FC 09-09BIVALENT VACCINE EFFECTIVENESS AGAINST TYPE-SPECIFIC HPV DNA POSITIVITY: EVIDENCE FOR CROSS-PROTECTION AGAINST ONCOGENIC TYPES

05. HPV prophylactic vaccines
P. Woestenberg 1, A. King 1, B. Van Benthem 1, R. Donken 1, S. Leussink 1, H. De Melker 1, M. Van Der Sande 1, C. Hoebe 2, J. Bogaards 1.
1Center for Infectious Disease Control, National Institute for Public Health and the Environment, Bilthoven, The Netherlands (Netherlands), 2Department of Sexual Health, Infectious Diseases and Environment, South Limburg Public Health Service, Geleen, The Netherlands (Netherlands)

Background / Objectives

To calculate the bivalent vaccine effectiveness (VE) against high-risk HPV DNA positivity, using cross-sectional data from the Netherlands up to six years post vaccination.


Methods

We included all vaccine-eligible women from the PASSYON study, a biennial cross-sectional survey among 16- to 24-year-old STI-clinic visitors (2009-2015). Vaginal swabs were analyzed using a sensitive PCR-based reverse line blotting system (SPF10-LiPA25) which is able to detect the high-risk types 16/18/31/33/35/39/45/51/52/56/58/59. VE was estimated by a logistic mixed model corrected for demographics and (sexual) risk behavior, with a random intercept to account for residual clustering of HPV types within individuals.

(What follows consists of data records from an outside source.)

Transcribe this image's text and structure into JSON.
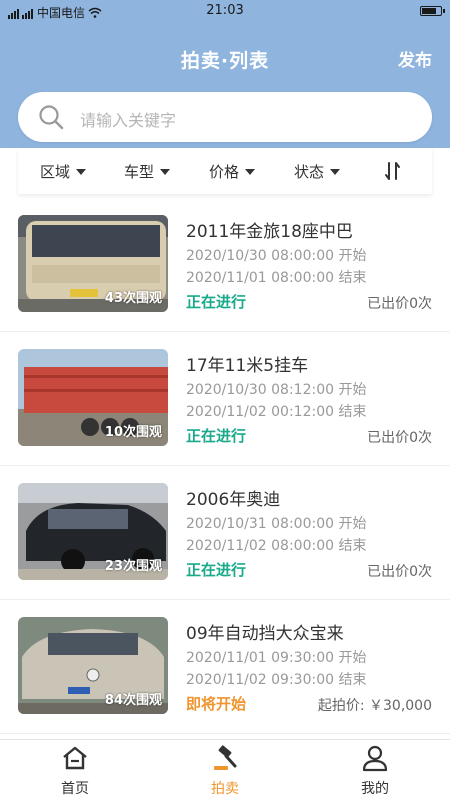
{
  "status_bar": {
    "carrier": "中国电信",
    "time": "21:03"
  },
  "header": {
    "title": "拍卖·列表",
    "publish_label": "发布"
  },
  "search": {
    "placeholder": "请输入关键字"
  },
  "filters": [
    {
      "label": "区域"
    },
    {
      "label": "车型"
    },
    {
      "label": "价格"
    },
    {
      "label": "状态"
    }
  ],
  "items": [
    {
      "title": "2011年金旅18座中巴",
      "start": "2020/10/30 08:00:00 开始",
      "end": "2020/11/01 08:00:00 结束",
      "status": "正在进行",
      "bid": "已出价0次",
      "views": "43次围观"
    },
    {
      "title": "17年11米5挂车",
      "start": "2020/10/30 08:12:00 开始",
      "end": "2020/11/02 00:12:00 结束",
      "status": "正在进行",
      "bid": "已出价0次",
      "views": "10次围观"
    },
    {
      "title": "2006年奥迪",
      "start": "2020/10/31 08:00:00 开始",
      "end": "2020/11/02 08:00:00 结束",
      "status": "正在进行",
      "bid": "已出价0次",
      "views": "23次围观"
    },
    {
      "title": "09年自动挡大众宝来",
      "start": "2020/11/01 09:30:00 开始",
      "end": "2020/11/02 09:30:00 结束",
      "status": "即将开始",
      "bid": "起拍价: ￥30,000",
      "views": "84次围观"
    }
  ],
  "tabs": [
    {
      "label": "首页"
    },
    {
      "label": "拍卖"
    },
    {
      "label": "我的"
    }
  ],
  "colors": {
    "header": "#8fb4de",
    "ongoing": "#1aaa8b",
    "upcoming": "#f0952e",
    "active_tab": "#f0952e"
  }
}
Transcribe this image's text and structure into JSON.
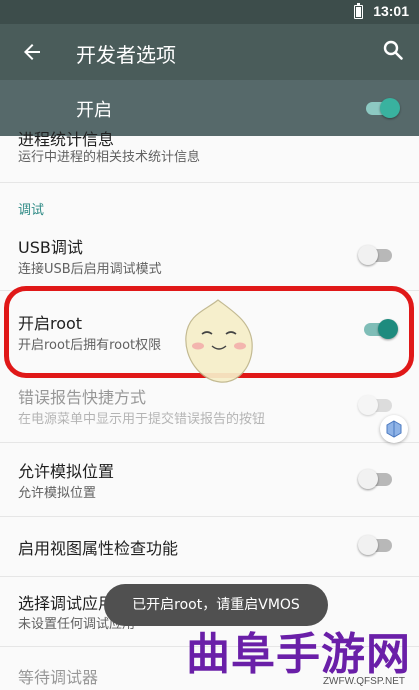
{
  "statusbar": {
    "time": "13:01"
  },
  "appbar": {
    "title": "开发者选项"
  },
  "master_toggle": {
    "label": "开启",
    "checked": true
  },
  "items": {
    "process_stats_title": "进程统计信息",
    "process_stats_sub": "运行中进程的相关技术统计信息",
    "section_debug": "调试",
    "usb_title": "USB调试",
    "usb_sub": "连接USB后启用调试模式",
    "root_title": "开启root",
    "root_sub": "开启root后拥有root权限",
    "bugreport_title": "错误报告快捷方式",
    "bugreport_sub": "在电源菜单中显示用于提交错误报告的按钮",
    "mock_title": "允许模拟位置",
    "mock_sub": "允许模拟位置",
    "view_attr_title": "启用视图属性检查功能",
    "debug_app_title": "选择调试应用",
    "debug_app_sub": "未设置任何调试应用",
    "wait_debugger_title": "等待调试器"
  },
  "toggles": {
    "usb": false,
    "root": true,
    "bugreport": false,
    "mock": false,
    "view_attr": false
  },
  "toast": {
    "text": "已开启root，请重启VMOS"
  },
  "watermark": {
    "brand": "曲阜手游网",
    "url": "ZWFW.QFSP.NET"
  },
  "colors": {
    "appbar": "#4a5c5a",
    "accent": "#1e8b7e",
    "highlight": "#e01818",
    "watermark": "#6a1fa8"
  }
}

HPV DNA positivity was compared between women who reported to be vaccinated at least once and women who reported to be unvaccinated. VE was calculated as (1-adjusted Odds Ratio)*100%.


Results

We included 1087 vaccine-eligible women of the PASSYON study years 2011-2015. Of these women, who were 16- to 22-years-old, 53% tested positive for a high-risk type and 60% reported to be vaccinated. Among women with serum available (43%), the self-reported vaccination status agreed well with the HPV16/18 antibody concentration (AUC 92.3%), suggesting reliable reporting. The pooled VE against the vaccine types HPV16/18 was 89.9% (81.7-94.4); 92.3% (82.5-96.6) against HPV16 and 85.5% (66.0-93.8) against HPV18. Moreover, we calculated significant VE against the non-vaccine types HPV45 (91.0% [59.7-98.0]), HPV35 (57.1% [2.3-81.2]), HPV31 (50.0% [10.8-72.0]) and HPV52 (37.2% [9.2-56.6]). Vaccinated women were more often HPV59 positive (6.0%) than unvaccinated women (3.4%), resulting in a VE of -89.4% (-259.9-0.3). The pooled VE against all high-risk types was 32.9% (20.2-43.7).


Conclusion

We demonstrate a high VE against prevalent infection with the bivalent vaccine types. In addition, we found significant cross-protection against HPV types 45, 35, 31 and 52. The negative VE against HPV59 is notable and needs further investigation.